The Legend Of Barney Thomson
Time Out says
Robert Carlyle makes his directorial debut with a pitch-black comedy about an innocent man accused of being a serial killer
If you grew up south of Gretna Green, bribe a Scot to translate the thick Glaswegian accents in Robert Carlyle’s grisly serial killer comedy. ‘Barney Thomson’ is his directing debut, mixing milky tea, suitable-for-Sunday-evening-television humour with a very heaped teaspoon of Irvine Welsh.
Carlyle, who portrayed psycho madman Begbie in ‘Trainspotting’, also stars as Barney, a charisma-free barber with a lank, greased-back mullet. After a wee accident involving a pair of scissors, a slippy floor and his boss, Barney finds himself prime suspect in the hunt for a serial killer who sends his victims’ body parts to their family members in the post. Enter Ray Winstone as a cockney copper who thinks he’s got Barney’s number.
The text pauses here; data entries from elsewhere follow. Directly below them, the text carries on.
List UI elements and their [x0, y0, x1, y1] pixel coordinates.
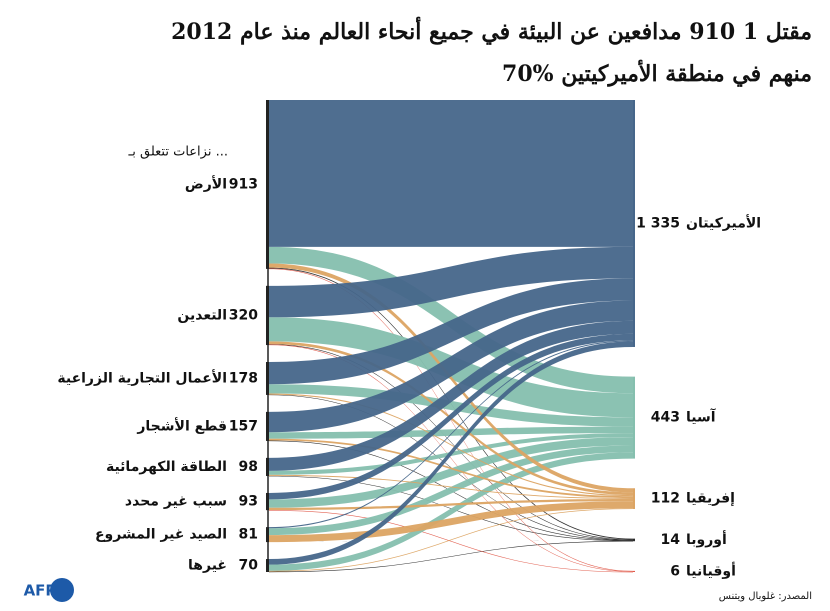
target-name: أوروبا	[686, 530, 727, 548]
target-value: 1 335	[636, 215, 680, 231]
target-node	[633, 100, 635, 347]
flow-link	[269, 268, 633, 572]
flow-link	[269, 501, 633, 543]
flow-link	[269, 344, 633, 541]
flow-link	[269, 445, 633, 536]
chart-title: مقتل 1 910 مدافعين عن البيئة في جميع أنح…	[171, 16, 812, 45]
flow-link	[269, 333, 633, 500]
logo: AFP	[24, 582, 57, 600]
target-value: 112	[651, 491, 680, 507]
source-value: 70	[239, 558, 259, 574]
target-name: إفريقيا	[686, 491, 735, 507]
source-value: 913	[229, 176, 258, 192]
source-node	[266, 559, 269, 572]
source-node	[266, 100, 269, 269]
target-name: الأميركيتان	[686, 214, 761, 231]
flow-link	[269, 320, 633, 471]
flow-link	[269, 474, 633, 499]
flow-link	[269, 508, 633, 572]
source-name: غيرها	[188, 558, 227, 574]
source-name: التعدين	[177, 307, 227, 323]
flow-link	[269, 498, 633, 510]
target-value: 6	[670, 563, 680, 579]
chart-subtitle: 70% منهم في منطقة الأميركيتين	[502, 59, 812, 87]
flow-link	[269, 426, 633, 439]
target-node	[633, 570, 635, 572]
flow-link	[269, 246, 633, 394]
sources-heading: نزاعات تتعلق بـ ...	[127, 145, 228, 160]
flow-link	[269, 344, 633, 572]
target-value: 443	[651, 410, 680, 426]
source-node	[266, 285, 269, 346]
flow-link	[269, 509, 633, 573]
source-name: سبب غير محدد	[125, 494, 227, 510]
source-node	[266, 411, 269, 441]
flow-link	[269, 540, 633, 573]
source-value: 81	[239, 527, 258, 543]
source-node	[266, 457, 269, 477]
source-name: الطاقة الكهرمائية	[106, 459, 227, 475]
flow-link	[269, 340, 633, 529]
logo-badge	[50, 578, 74, 602]
source-node	[266, 527, 269, 543]
flow-link	[269, 437, 633, 508]
flow-link	[269, 300, 633, 433]
flow-link	[269, 100, 633, 247]
source-value: 157	[229, 418, 258, 434]
target-value: 14	[661, 532, 681, 548]
source-name: الصيد غير المشروع	[95, 527, 227, 543]
source-value: 98	[239, 459, 258, 475]
flow-link	[269, 341, 633, 565]
target-name: آسيا	[686, 408, 717, 426]
flow-link	[269, 263, 633, 493]
source-value: 178	[229, 370, 258, 386]
target-node	[633, 376, 635, 459]
source-value: 93	[239, 494, 258, 510]
source-note: المصدر: غلوبال ويتنس	[719, 591, 812, 602]
target-node	[633, 538, 635, 542]
source-node	[266, 362, 269, 395]
source-name: الأرض	[185, 175, 227, 192]
target-node	[633, 488, 635, 509]
flow-link	[269, 393, 633, 497]
links	[269, 100, 633, 573]
target-name: أوقيانيا	[686, 561, 736, 579]
source-name: قطع الأشجار	[136, 417, 227, 434]
source-name: الأعمال التجارية الزراعية	[57, 369, 227, 386]
flow-link	[269, 246, 633, 318]
flow-link	[269, 384, 633, 427]
flow-link	[269, 438, 633, 499]
source-value: 320	[229, 307, 258, 323]
source-node	[266, 492, 269, 511]
flow-link	[269, 278, 633, 385]
flow-link	[269, 452, 633, 571]
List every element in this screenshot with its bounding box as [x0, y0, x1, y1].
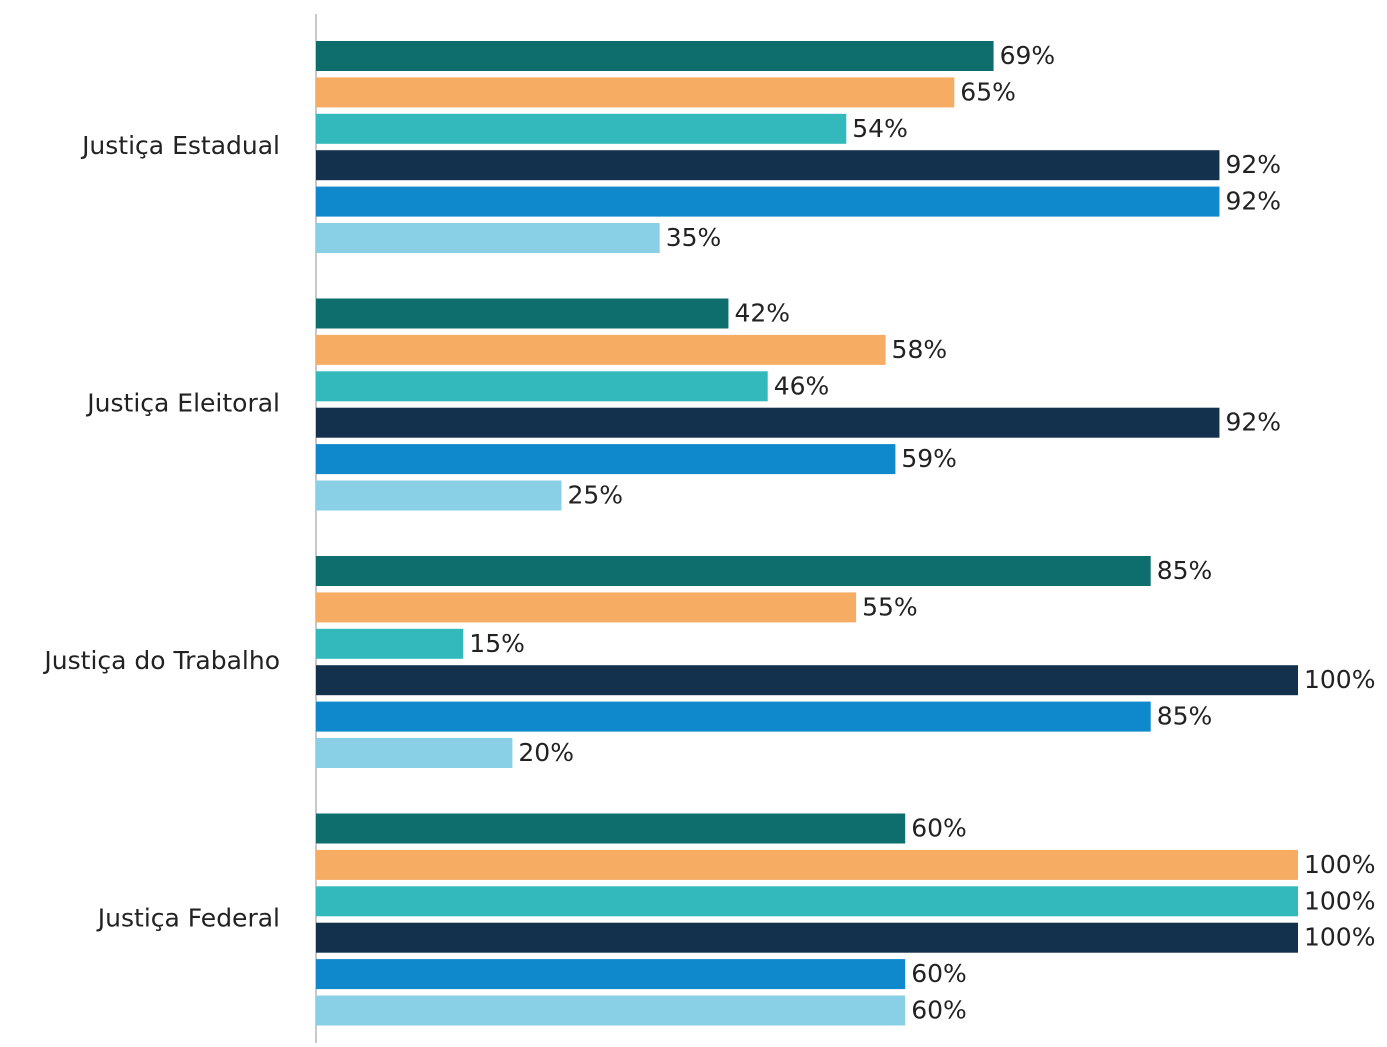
bar	[316, 922, 1298, 953]
category-label: Justiça Estadual	[80, 131, 280, 160]
bar	[316, 41, 994, 71]
bar	[316, 849, 1298, 880]
bar	[316, 480, 562, 511]
value-label: 46%	[774, 371, 830, 400]
value-label: 69%	[1000, 41, 1056, 70]
bar	[316, 334, 886, 365]
value-label: 20%	[518, 738, 574, 767]
value-label: 42%	[734, 299, 790, 328]
bar	[316, 150, 1220, 181]
value-label: 92%	[1225, 150, 1281, 179]
bar	[316, 444, 896, 475]
value-label: 100%	[1304, 923, 1375, 952]
bar	[316, 298, 729, 329]
category-label: Justiça Eleitoral	[85, 389, 280, 418]
bar	[316, 113, 847, 144]
bar	[316, 186, 1220, 217]
value-label: 35%	[666, 223, 722, 252]
value-label: 85%	[1157, 702, 1213, 731]
value-label: 55%	[862, 592, 918, 621]
bar	[316, 813, 906, 844]
bar	[316, 886, 1298, 917]
bar	[316, 995, 906, 1026]
value-label: 60%	[911, 814, 967, 843]
value-label: 60%	[911, 996, 967, 1025]
bar	[316, 959, 906, 990]
value-label: 100%	[1304, 850, 1375, 879]
value-label: 59%	[901, 444, 957, 473]
value-label: 92%	[1225, 408, 1281, 437]
value-label: 54%	[852, 114, 908, 143]
value-label: 65%	[960, 77, 1016, 106]
value-label: 92%	[1225, 187, 1281, 216]
bar	[316, 556, 1151, 586]
bar	[316, 738, 513, 768]
value-label: 100%	[1304, 665, 1375, 694]
bar	[316, 665, 1298, 696]
value-label: 58%	[892, 335, 948, 364]
value-label: 15%	[469, 629, 525, 658]
bar	[316, 77, 955, 108]
bar	[316, 701, 1151, 732]
bar	[316, 407, 1220, 438]
value-label: 60%	[911, 959, 967, 988]
category-label: Justiça Federal	[96, 904, 280, 933]
bar	[316, 371, 768, 402]
bar	[316, 223, 660, 253]
category-label: Justiça do Trabalho	[42, 646, 280, 675]
value-label: 85%	[1157, 556, 1213, 585]
bar	[316, 592, 857, 623]
value-label: 100%	[1304, 886, 1375, 915]
bar	[316, 628, 464, 659]
value-label: 25%	[568, 481, 624, 510]
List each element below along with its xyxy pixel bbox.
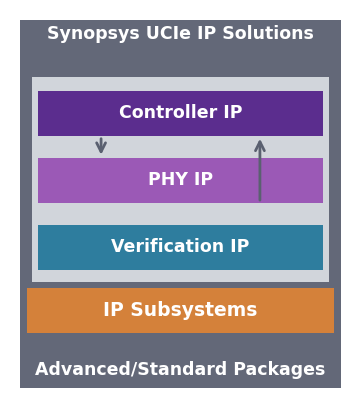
Text: Controller IP: Controller IP	[119, 104, 242, 122]
Text: PHY IP: PHY IP	[148, 171, 213, 189]
Bar	[27, 288, 334, 333]
Bar	[38, 91, 323, 136]
Bar	[38, 225, 323, 270]
Text: IP Subsystems: IP Subsystems	[103, 301, 258, 320]
Bar	[38, 158, 323, 203]
Bar	[20, 20, 341, 357]
Text: Synopsys UCIe IP Solutions: Synopsys UCIe IP Solutions	[47, 25, 314, 43]
Bar	[20, 353, 341, 388]
Text: Verification IP: Verification IP	[111, 238, 250, 256]
Text: Advanced/Standard Packages: Advanced/Standard Packages	[35, 361, 326, 379]
Bar	[32, 77, 329, 282]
There are more than a few false notes here – the cops are cartoonishly crap – and ‘Barney Thomson’ isn’t daring enough to make it as cult viewing. Still, the sight of Emma Thompson, wearing old-lady prosthetics and a leopard skin coat as Barney’s mum – effing and blinding like Begbie after a night on the Tennent’s – is not to be missed.